Velosolex

Oh Lordy, I hadn’t quite realised how far and wide these murmurs might venture – beyond the grave, even, or so it seemed. Returning from a stroll a couple of days ago, I discovered an airmail letter in my letterbox. The envelope blended rather with the icy blue stamp which depicted Marianne, Phrygian cap on head and an uncharacteristic wariness in her eyes. Jetlag, possibly. Or was it from hovering above Mathilde’s spiky copperplate all the way from the Alsace. Because the address had without doubt been written by Mathilde’s paw – Mathilde who had been dead these last twenty-three years.

I pootled back to my burrow, humming the Marseillaise to still the unease in my tummy. Mathilde alive had sent me aquiver, but I’d been able to rest in the knowledge that she was over ten thousand miles away. ‘Ils sont kilomètres’, I can hear her correcting. ’16 886 kilomètres, précisément’. Now miles and kilometres had become immaterial. Beyond the grave she was omniscient.

I don’t usually pour myself a whisky mid-afternoon, but these were peculiar circumstances. Fortified, I sliced the envelope open with a small dagger and pulled out the missive. It was typed. The words ‘Vélosolex’ and ‘le coquin Ratty’ leapt out at me. There were more references further on to Ratty being a swine and a thief and English, to boot. Mathilde was never mild in her accusations. And there was a demand to return the said Vélosolex ‘immédiatement’.

Alas, I don’t have the Uncle Ratty’s Vélosolex anymore. Would I return it if I did? I do still have the photograph, though. It is still in its frame although the brown paper backing is becoming brittle. It came into conversation during my apprenticeship year when I was living with Great Uncle Mole, and was bemoaning the cost of a train ticket back to the parental burrow in Switzerland. ‘We used our legs when we were your age’, Great Uncle Mole said, ‘And our bicycles’. ‘Or the Velosolex’, said Uncle Ratty with a dreamy look in his eyes as he went off to unhook the photograph from the wall. ‘Those days’, he said, and went on to talk about the Resistance, rather implying that he had been involved. I was at a skeptical age and when he showed me the fuzzy photograph of himself, or so he said, on a Vélosolex next to a pockmarked wall, I just thought, well one rat in a beret looks much like another. I expressed my doubts to Great Uncle Mole who often pooh-poohed his friend’s stories. ‘Of course it’s Ratty’, he said, ‘I took the bally thing myself’.

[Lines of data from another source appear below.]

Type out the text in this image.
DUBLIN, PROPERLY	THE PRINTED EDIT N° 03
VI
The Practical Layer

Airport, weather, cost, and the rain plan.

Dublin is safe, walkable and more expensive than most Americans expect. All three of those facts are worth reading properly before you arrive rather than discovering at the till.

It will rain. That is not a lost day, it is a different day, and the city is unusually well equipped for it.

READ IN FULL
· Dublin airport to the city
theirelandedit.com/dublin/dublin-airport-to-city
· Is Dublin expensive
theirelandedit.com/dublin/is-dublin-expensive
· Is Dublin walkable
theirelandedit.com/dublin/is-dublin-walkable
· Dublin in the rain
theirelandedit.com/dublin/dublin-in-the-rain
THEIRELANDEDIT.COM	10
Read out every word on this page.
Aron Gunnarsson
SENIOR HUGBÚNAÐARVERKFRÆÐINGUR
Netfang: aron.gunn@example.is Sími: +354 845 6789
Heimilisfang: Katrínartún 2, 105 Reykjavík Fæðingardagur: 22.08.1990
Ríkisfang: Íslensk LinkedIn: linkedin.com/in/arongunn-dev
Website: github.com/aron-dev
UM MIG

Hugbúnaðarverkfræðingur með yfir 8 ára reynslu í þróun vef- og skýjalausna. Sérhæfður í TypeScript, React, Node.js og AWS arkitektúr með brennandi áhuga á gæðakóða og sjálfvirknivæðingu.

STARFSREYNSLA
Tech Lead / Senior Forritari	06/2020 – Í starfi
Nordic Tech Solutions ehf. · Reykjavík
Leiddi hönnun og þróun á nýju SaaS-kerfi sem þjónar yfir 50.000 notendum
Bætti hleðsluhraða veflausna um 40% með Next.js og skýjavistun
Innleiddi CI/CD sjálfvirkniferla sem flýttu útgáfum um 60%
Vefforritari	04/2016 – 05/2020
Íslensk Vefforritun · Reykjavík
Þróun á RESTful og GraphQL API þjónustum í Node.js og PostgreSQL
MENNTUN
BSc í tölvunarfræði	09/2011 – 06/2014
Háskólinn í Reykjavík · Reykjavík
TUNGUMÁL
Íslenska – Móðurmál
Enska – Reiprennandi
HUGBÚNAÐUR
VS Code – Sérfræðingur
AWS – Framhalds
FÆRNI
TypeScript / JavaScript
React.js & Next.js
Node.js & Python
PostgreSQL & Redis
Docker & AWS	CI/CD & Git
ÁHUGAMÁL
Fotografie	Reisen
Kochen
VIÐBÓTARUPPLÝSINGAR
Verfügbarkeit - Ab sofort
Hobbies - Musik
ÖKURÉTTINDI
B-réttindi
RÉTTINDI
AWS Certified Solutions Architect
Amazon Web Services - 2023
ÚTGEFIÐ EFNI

I felt ashamed at having doubted Uncle Ratty, especially as that very afternoon he took me to a lock-up not far from the river. His boat took up most of the space, but behind it was a strange shape under a dust-sheet. He flicked it off like a magician and revealed this wonderful contraption, a squat black bicycle with a motor that could be hooked to the handlebars, or engaged with the wheel. Not only was he showing it to me, he was giving it to me – his treasure – so that I could travel to Switzerland, a twenty-five hour trip if you disregard the Channel.

Over the next couple of days we planned out the route Calais, Arras, Charleville, Metz, Nancy Mulhouse, Basle, Berne. He drew it all out for me in indelible pencil and attached the sheets of paper to a board with a bulldog clip, and he found odd bits of wood and wire and even a torch and secured the lot onto the handlebars.

It was a long, slow journey but incredibly exciting. I could feel the kind of stirrings that I imagine attacked the ancient Mr Toad from time to time. I rode through sleet and hail and sun. I slept in fields by day and rode at night. I got lost in towns and found my way again. I grew up on that Vélosolex. And I repeated the adventure half a dozen times.

Did Ratty give it to me because it wasn’t his to keep? Or did he, I now wonder, have some thought of my returning it to Mathilde as he plotted my route through Alsace. Was it indeed Mathilde’s? I’ve never known Uncle Ratty to even pinch a sugar-lump. Honourable to a fault, however tall his stories sometimes were.

The letter was not from Mathilde. It was from her niece, Solange who although the spitting image of her aunt, was of this world. Like her aunt, she wasted nothing and this old envelope, already addressed by Mathilde, had no doubt been lying around for a score years or more, waiting for an occasion. And Solange had happened upon murmurs and the Vélosolex, and taken the opportunity to try and right regurgitated wrongs.

How can I possibly know what the circumstances were in those chaotic post-war years? And there is no-one left to ask. No Great Uncle Mole or Uncle Ratty or Tante Mole. Nor is there Mathilde, not even beyond the grave.